İnsanın ilgi alanlarının gelişimine göre aldığı, alıp okuduğu dergiler de değişiyor zamanla elbette. Ancak bazı dergiler bireyin kişisel tarihinde olduğu kadar toplumun kültürel tarihinde de hem tanık hem de etkin bir özne olabiliyor. 7o’li ve 8o’li yılların, yani İlhan İrem’in de “Hey, altınçağın karakutusu” derken imlediği o altın çağ yaşanırken, ilkgenç olan bizler de oradaydık, o çağa tanık olarak, elimizde Hey Dergisi. Son birkaç yılına yetişmiştik ama yetiştik. Şimdi buradan bakınca, çocukluğun çizgi romanlarından, ergenlik çağının meraklarının başında gelen popüler kültür müzik dünyasına yönelen ilgimizi ilk besleyen dergiydi Hey, aslında tek. Kimimiz resimlerini kesip defterlerine, kaplanmış kitap kapaklarına yapıştırırdı, kimimiz odasının duvarlarına astı. Kimi ise her yeni sayıyı arşivine ekledi. Biz büyüyüp üniversite için başka kentlere giderken, başka yerlere meraklanan ilgi alanlarımızı da yanımızda götürdük, zaten Hey de yerini bir dolu yeni dergiye bırakıp gitmişti. Onunla birlikte giden aslında bir naif dönem, bir başka incelikti ya, aslında bizim de ilk heyecanlarımız, dünyayı keşfetmeye kocaman açılmış gözlerle bakan heveslerimiz, ilk gençliğimizdi. Hey dergisi bu toplumun müzik kültürüne yetmiş ve seksenlerde nasıl etkili dokunuşlar yaptıysa, en az iki kuşağının dünyayı algısında da izler bırakmıştır.

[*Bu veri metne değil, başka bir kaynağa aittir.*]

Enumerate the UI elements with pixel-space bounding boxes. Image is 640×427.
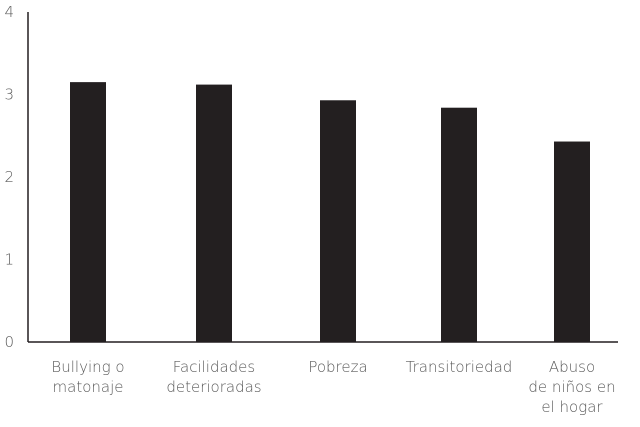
bars — [70, 82, 590, 343]
y-tick-label: 4 — [4, 3, 14, 21]
x-tick-label: Pobreza — [308, 358, 367, 376]
bar — [196, 84, 232, 342]
x-tick-label: Abuso de niños en el hogar — [528, 358, 615, 416]
x-tick-label: Facilidades deterioradas — [166, 358, 261, 396]
x-tick-label: Bullying o matonaje — [51, 358, 124, 396]
y-tick-label: 3 — [4, 86, 14, 104]
bar — [554, 141, 590, 342]
bar — [441, 107, 477, 342]
bar — [320, 100, 356, 343]
x-tick-label: Transitoriedad — [406, 358, 513, 376]
y-tick-label: 1 — [4, 251, 14, 269]
y-tick-label: 0 — [4, 333, 14, 351]
bar — [70, 82, 106, 342]
y-axis: 0 1 2 3 4 — [4, 3, 29, 351]
y-tick-label: 2 — [4, 168, 14, 186]
x-axis: Bullying o matonaje Facilidades deteriorada… — [28, 341, 618, 416]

Hey dergisinde yirmi beş yıl çalışan, kırk bir yıldır da gazeteciliğe emek vermiş olan Hulusi Tunca’nın dergide yayımladığı yüzlerce röportaj arasından seçtikleri Esen Kitap tarafından “Yetmişler” adı altında toplandı. Derlemede ayrıca bazı isimlerin Hey için yazdığı yazılarla Tunca’nın yaptığı haberler de bulunmakta. Kitabın ilk bölümü, Hulusi Tunca’nın “Arkamdan” değil “yüzüme” konuştular, dediği, hayatta
olan müzik, sinema ve magazin kişilerinin dergi ve Tunca hakkındaki görüşlerine ayrılmış. Kitaba alınan ve Hey’de yer almış 18 Kasım 1970 tarihli ilk yazıyı ise Barış Manço, Tayyare Sineması’nda vereceği konser öncesi Bursa’dan yazmış. Bursa hakkındaki görüşleri, konser turnesiyle ilgili izlenimleri… Bazıları özellikle Hey için yazdığı yazısı, bazıları hakkında yapılan haber, bazıları da söyleşisiyle kimler yok ki Yetmişler’de… Hümeyra, Âşık Veysel, Âşık Mahzuni Şerif, Esmeray, Kemal Yımazer, Erkin Koray…
Kitapta ayrıca röportaj sonlarında o sayının yayımlandığı haftanın müzik listeleri de yer almakta. Eğlendirmek değerlidir ve elbette etkiler de, görünen o ki listelerdeki birçok isim o dönem için parlamış, eğlendirmiş, etkilemiş, sönmüş. Ancak bazı isimler şimdiki kişisel müzik listelerimizde de aynı biçimde sıralanabilir. Eski şarkılara internet ortamında kolayca ulaşılması yeni kuşakların onları bulup dinlemelerini sağlıyor, dinlemekle kalmıyor onları seviyorlar, bunu sosyal medya paylaşımlarından da görüyoruz. Aslında bazı isimler için derin kazılar yapmaya da gerek yok, onların şarkıları aramızda kesilmeden söylenip durmakta. Bir değer olarak kişisel ve kültürel dünyamızın listelerinde de hep olacakları görülen Barış Manço, Cem Karaca, Fikret Kızılok gibi isimlerin yıllar öncesindeki o dipdiri, yaşam dolduran sözlerini okumak, kişinin kendi yaşamı ve ömrü üzerinde bir muhasebe gezisine çıkmasını tetikleyebilecek hoş bir deneyim. Ayrıca o yılların genç müzisyen ve gazetecilerini konu eden Yetmişler kitabı o dönemin müzik anlayışını, dolayısıyla toplumsal birçok anlayışı da odağımıza getirmekte. Toplumbilimciler, basın yayın öğrencileri, genç müzisyen adayları için de incelenmesi gereken bir kitap.